OS: Windows XP 32-bit
Motherboard: Dell 0HJ054
Processor: Intel Pentuium D at 3.0GHz
PSU: 600W OCZ StealthXStream http://www.newegg.com/Product/Product.aspx?Item=N82E16817341010
Memory: 2x2GB G-Skill PC2-5300
http://www.newegg.com/Product/Product.aspx?Item=N82E16820231110
GPU: PNY 9800 GT 1GB 256-bit GDDR3
http://www.newegg.com/Product/Product.aspx?Item=N82E16814133243
Sound Card: SoundBlaster X-Fi XtremeMusic

GPU overlock:
First, what is the maximum recommended overclock speed? With the GPU fan at 45% and an external 80mm antec on "high" setting the card idles at about 51C. After engaging in my video game of choice, Warhammer Online, the card has heated to around 58C. GPU-Z verifies my core clock from 600MHz to 675 MHz, memory clock from 900MHz to 975MHz, and shader from 1500MHz to 1660MHz. Is it recommended to overclock more than this and if so what is a safe temperature with a load?

RAM timing:
During gameplay, rendering is smooth in between a glitch every second or so even on fastest framerate setting with texture cache set to largest. Could there be a problem with bottlenecking from the RAM? I noticed CPU-Z readout of timings table of 266MHz and 333MHz with a note that Max Bandwidth of PCS-5300 is 333MHz. If my GPU can clock its memory at 975MHz but the RAM is only at 333MHz could this be causing reduced performance? I do not know much about RAM timings, etc.

CPU Overclock:
Would you recommend also overclocking my CPU or is this a small contributor to my reduced performance?

Hard Drive:
Also, I don't know if this is relevant but my hard drive capacity is only 12.63GB/69.8GB according to system info.


Any information on how to improve my system performance would be greatly appreciated. Also, the fact that it is an MMO could lead to networking issues on the part of EA Mythic but I doubt it would reduce my performance this much. Thanks!


----------



## c-hoov (Jan 8, 2009)

Correction-

Processor: Intel Pentium Dual Core @ 3.0GHz


----------



## linderman (May 20, 2005)

cant overclock dell motherboards

no sense in ramping up your 9800 video card too much because your "bottleneck" is at the cpu / memory level ............... the Pentium D and the memory you have cant come close to keeping pace with your video card at stock settings ......... therefore nothing is gained from overclocking it !

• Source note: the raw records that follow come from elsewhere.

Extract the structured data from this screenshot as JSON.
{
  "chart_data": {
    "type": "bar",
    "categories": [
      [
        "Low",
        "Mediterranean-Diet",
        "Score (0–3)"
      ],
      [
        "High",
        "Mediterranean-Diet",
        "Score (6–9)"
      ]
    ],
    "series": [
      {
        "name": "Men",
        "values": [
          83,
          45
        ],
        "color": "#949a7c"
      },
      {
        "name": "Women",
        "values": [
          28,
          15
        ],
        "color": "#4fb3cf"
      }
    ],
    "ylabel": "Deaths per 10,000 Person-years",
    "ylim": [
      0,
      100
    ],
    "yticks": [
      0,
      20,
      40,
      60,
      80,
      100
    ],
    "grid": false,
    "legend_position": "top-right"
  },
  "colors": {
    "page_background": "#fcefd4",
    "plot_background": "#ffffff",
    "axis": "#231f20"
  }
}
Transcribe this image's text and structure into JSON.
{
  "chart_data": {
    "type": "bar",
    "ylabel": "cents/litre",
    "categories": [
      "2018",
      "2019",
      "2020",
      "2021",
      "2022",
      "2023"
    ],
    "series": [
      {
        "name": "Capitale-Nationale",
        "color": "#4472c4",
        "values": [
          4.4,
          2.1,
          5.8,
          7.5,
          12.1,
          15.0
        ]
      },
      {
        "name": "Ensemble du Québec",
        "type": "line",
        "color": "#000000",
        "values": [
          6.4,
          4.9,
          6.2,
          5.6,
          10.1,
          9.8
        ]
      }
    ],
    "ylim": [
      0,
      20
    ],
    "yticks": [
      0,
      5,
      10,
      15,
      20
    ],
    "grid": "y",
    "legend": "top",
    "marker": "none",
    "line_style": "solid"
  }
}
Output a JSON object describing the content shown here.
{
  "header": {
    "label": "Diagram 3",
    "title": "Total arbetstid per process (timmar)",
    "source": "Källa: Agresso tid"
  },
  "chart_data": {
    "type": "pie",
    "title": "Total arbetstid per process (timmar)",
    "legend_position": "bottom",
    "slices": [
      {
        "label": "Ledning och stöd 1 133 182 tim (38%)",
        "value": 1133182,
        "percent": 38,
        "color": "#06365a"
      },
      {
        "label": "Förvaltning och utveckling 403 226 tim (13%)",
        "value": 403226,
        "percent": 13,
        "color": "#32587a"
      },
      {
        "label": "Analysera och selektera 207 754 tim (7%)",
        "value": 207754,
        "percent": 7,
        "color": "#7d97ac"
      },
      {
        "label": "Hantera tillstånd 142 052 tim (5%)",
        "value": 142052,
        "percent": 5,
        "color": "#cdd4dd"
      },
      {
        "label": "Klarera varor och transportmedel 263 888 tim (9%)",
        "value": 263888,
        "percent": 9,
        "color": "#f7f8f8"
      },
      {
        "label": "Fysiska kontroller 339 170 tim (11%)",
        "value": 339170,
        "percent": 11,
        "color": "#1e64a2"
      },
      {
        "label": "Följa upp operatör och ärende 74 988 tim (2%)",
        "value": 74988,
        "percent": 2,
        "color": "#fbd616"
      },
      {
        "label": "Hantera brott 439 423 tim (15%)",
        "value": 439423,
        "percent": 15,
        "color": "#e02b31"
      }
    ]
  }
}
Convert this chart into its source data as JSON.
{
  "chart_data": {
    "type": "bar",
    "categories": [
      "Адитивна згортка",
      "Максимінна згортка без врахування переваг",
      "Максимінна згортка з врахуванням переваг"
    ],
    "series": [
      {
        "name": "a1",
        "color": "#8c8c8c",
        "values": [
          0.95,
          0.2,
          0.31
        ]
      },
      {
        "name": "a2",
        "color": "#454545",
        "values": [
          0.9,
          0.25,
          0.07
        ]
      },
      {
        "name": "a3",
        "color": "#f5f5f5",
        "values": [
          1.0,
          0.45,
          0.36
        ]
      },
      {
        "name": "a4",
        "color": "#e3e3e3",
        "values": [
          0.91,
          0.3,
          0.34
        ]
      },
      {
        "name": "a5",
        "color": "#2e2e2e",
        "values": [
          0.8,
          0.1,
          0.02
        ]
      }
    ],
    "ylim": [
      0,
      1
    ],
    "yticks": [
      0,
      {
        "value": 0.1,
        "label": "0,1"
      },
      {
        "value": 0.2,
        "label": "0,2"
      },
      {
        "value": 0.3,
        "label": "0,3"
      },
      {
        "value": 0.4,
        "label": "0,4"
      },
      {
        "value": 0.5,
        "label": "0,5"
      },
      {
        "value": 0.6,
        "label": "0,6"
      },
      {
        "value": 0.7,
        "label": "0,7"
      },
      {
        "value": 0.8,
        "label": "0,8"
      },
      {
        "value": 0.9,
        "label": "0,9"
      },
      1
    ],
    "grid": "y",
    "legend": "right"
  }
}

to improve game performance ............. I suggest you start planning a system upgrade ......... motherboard / cpu / memory / power supply / new case / new OS

GA-EP45-UD3L $117.00

Intel E8400 $165.00

Corsair XMS2 DDR2-800 (2 x 2 gig matched pair) $60.00

Cooler Master Centurion Case : $50.00

Corsair 750-TX power supply = $109.00



you should be able to sell off your old stuff for $160.00 to $225.00 either on craigs list or ebay to help soften the blow ..........


----------